I have been a longtime member of the WAR section I turned to the section for support and guidance throughout my career. As a vocal advocate for woman, poc, and disabled archivists it is important to me to be able help people find their voice in the SAA. The WAR section has always been a supportive, safe space for me that helped me develop my own voice. And I want to help I would love the opportunity to help the Section continue to support its members.

Rosemary K. J. Davis


Rosemary K. J. Davis currently works as Accessioning Archivist for the Beinecke Rare Book and Manuscript Library at Yale University. Prior to her work at the Beinecke, Rosemary processed the Samuel French Collection at Amherst College, riot grrrl collections at the Fales Library at NYU, exhibition records at the Metropolitan Museum of Art, and Jazz Loft oral histories at Duke’s Rubenstein Rare Book and Manuscript Library. She received her MSLIS + Archives certificate from Pratt Institute, her BA with concentrations in Art History + Writing from the New School, and was awarded an IMLS-RBS Fellowship for Early-Career Librarians in 2015. Currently, she serves as a member of Society of American Archivists’ Committee on Ethics and Professional Conduct, as Co-chair for the New England Archivists’ Inclusion and Diversity Committee, and as Managing Editor for the Journal of Contemporary Archival Studies.

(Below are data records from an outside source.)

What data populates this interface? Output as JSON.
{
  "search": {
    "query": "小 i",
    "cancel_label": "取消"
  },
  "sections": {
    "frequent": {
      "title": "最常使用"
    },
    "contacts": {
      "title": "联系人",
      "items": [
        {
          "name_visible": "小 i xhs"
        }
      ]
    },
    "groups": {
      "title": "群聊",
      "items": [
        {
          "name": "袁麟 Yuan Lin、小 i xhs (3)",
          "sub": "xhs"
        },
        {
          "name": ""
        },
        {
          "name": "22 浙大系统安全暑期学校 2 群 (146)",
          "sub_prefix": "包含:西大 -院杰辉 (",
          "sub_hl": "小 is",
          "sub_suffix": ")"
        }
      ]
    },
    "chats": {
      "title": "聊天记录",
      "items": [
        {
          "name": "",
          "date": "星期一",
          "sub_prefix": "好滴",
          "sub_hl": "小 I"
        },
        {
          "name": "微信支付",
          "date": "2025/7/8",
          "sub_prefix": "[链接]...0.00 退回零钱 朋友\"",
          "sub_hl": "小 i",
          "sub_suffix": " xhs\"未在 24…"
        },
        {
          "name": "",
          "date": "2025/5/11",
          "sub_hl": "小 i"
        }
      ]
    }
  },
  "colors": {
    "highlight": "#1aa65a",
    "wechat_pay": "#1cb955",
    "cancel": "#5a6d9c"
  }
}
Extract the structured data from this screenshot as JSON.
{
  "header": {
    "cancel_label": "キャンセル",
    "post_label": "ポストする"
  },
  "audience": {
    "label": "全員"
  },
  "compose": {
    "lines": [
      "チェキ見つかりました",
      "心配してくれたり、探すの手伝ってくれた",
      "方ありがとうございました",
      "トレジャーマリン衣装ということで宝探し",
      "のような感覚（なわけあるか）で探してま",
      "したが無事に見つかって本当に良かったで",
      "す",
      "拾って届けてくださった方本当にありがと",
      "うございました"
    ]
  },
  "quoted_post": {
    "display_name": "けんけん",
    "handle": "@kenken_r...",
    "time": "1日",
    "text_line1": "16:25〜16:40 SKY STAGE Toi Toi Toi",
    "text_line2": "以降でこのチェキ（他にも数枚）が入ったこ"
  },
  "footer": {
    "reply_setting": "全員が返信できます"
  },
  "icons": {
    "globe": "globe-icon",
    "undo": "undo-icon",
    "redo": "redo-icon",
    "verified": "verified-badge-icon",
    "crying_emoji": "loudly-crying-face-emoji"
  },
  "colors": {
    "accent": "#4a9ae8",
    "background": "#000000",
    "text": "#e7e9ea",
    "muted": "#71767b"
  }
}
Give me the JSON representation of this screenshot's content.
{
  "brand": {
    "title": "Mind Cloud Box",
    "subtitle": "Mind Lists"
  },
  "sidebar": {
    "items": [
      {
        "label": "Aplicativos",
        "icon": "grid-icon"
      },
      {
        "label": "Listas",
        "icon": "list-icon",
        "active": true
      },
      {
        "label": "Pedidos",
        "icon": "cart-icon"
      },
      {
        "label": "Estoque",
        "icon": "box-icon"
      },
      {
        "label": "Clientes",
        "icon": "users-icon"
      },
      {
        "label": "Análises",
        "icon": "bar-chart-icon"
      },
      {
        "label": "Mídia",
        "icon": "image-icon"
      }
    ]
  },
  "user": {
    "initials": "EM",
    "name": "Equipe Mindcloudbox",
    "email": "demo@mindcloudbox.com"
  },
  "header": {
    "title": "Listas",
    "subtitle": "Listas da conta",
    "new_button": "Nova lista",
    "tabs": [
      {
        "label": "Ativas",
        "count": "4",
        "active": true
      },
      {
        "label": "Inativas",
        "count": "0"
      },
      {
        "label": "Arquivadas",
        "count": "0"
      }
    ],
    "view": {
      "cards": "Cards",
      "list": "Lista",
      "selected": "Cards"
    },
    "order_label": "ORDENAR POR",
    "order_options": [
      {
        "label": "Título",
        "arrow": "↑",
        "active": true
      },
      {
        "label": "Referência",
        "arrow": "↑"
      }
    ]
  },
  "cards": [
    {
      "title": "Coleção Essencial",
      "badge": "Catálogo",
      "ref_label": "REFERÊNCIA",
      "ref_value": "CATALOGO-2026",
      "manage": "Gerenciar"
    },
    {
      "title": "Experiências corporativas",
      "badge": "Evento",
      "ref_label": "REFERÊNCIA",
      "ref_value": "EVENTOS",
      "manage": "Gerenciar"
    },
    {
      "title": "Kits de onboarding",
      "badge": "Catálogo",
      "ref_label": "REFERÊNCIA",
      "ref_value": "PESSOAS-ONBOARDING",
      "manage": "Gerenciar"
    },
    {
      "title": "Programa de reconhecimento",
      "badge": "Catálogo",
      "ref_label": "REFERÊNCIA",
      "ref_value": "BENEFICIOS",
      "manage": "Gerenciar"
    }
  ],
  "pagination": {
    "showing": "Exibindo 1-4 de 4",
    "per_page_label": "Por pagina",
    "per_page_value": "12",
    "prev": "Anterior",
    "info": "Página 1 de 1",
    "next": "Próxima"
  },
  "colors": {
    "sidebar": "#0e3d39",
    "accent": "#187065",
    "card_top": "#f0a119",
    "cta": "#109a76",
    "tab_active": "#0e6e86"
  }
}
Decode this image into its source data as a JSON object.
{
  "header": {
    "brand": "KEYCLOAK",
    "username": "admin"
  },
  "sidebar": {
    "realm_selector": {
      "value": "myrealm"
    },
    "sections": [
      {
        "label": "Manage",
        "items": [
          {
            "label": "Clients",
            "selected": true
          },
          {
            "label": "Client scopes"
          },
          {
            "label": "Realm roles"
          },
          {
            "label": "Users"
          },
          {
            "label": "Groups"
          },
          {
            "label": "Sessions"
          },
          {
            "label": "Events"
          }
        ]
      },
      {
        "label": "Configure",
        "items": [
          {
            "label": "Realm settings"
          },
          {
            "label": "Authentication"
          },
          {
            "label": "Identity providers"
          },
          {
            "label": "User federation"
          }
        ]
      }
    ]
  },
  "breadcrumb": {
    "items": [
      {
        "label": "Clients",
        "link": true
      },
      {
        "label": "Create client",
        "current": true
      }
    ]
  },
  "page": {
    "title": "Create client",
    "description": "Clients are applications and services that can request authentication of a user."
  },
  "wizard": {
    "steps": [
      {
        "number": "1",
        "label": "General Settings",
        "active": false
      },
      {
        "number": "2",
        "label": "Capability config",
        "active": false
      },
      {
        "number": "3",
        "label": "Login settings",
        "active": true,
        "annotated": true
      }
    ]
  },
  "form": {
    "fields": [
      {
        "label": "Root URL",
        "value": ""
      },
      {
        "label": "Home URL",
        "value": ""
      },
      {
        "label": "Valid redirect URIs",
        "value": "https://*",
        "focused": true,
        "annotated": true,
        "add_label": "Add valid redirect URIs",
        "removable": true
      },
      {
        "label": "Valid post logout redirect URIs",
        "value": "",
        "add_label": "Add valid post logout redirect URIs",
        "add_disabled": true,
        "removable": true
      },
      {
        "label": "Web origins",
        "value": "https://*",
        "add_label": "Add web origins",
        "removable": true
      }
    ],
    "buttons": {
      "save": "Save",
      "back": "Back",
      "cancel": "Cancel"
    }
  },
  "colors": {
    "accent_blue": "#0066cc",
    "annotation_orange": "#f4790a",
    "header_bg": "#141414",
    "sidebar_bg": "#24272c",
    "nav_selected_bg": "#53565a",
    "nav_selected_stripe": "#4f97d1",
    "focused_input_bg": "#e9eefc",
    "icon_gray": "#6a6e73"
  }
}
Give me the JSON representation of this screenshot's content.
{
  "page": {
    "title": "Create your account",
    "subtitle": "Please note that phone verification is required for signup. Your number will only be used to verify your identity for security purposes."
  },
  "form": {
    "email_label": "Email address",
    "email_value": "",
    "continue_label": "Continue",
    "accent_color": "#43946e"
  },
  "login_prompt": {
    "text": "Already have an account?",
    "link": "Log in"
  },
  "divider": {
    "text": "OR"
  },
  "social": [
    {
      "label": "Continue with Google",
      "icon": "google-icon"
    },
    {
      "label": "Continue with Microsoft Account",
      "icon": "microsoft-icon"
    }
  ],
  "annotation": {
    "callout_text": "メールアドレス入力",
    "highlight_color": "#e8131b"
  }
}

After working to help develop the New England Archivists Code of Conduct in 2016, I became more acutely interested in contributing my energies and expertise toward cultivating safe, supportive professional environments that fully represent the complete spectrum of people performing archival labor. The opportunity to serve on the SAA WArS Steering Committee provides a chance for me to collaborate with other individuals striving to deconstruct oppressive systems that place limitations on members of our profession because of their identity, status, or experience level. Working with other members of WArS, I'd like take part in a concerted, collective endeavor to ensure transparency, safety, and empathy are built into this organization’s operations on every level.

Rosie Yanosko


My name is Rosie Yanosko and I live in Portland, Oregon. About a year ago I graduated with my MLIS from the University of Maryland with a specialization in Diversity & Inclusion. I recently accepted a grant funded Processing Archivist position at Willamette University, where I’ll be working with the Chuck Williams Activist Papers and Photograph Collection. I love working with manuscripts and photographs and am passionate about uncovering and rectifying accessibility issues digital collections.

Over the past five years, I’ve worked, volunteered, and interned in many archives, museums, and libraries. Not only have these experiences deepened my ability to engage and work with people from all walks of life, it’s given me valuable insights into archival policy and practice. I believe these skills, along with my understanding of accessibility, diversity, and inclusivity issues in archives, will prove valuable to the Women Archivists Section Committee.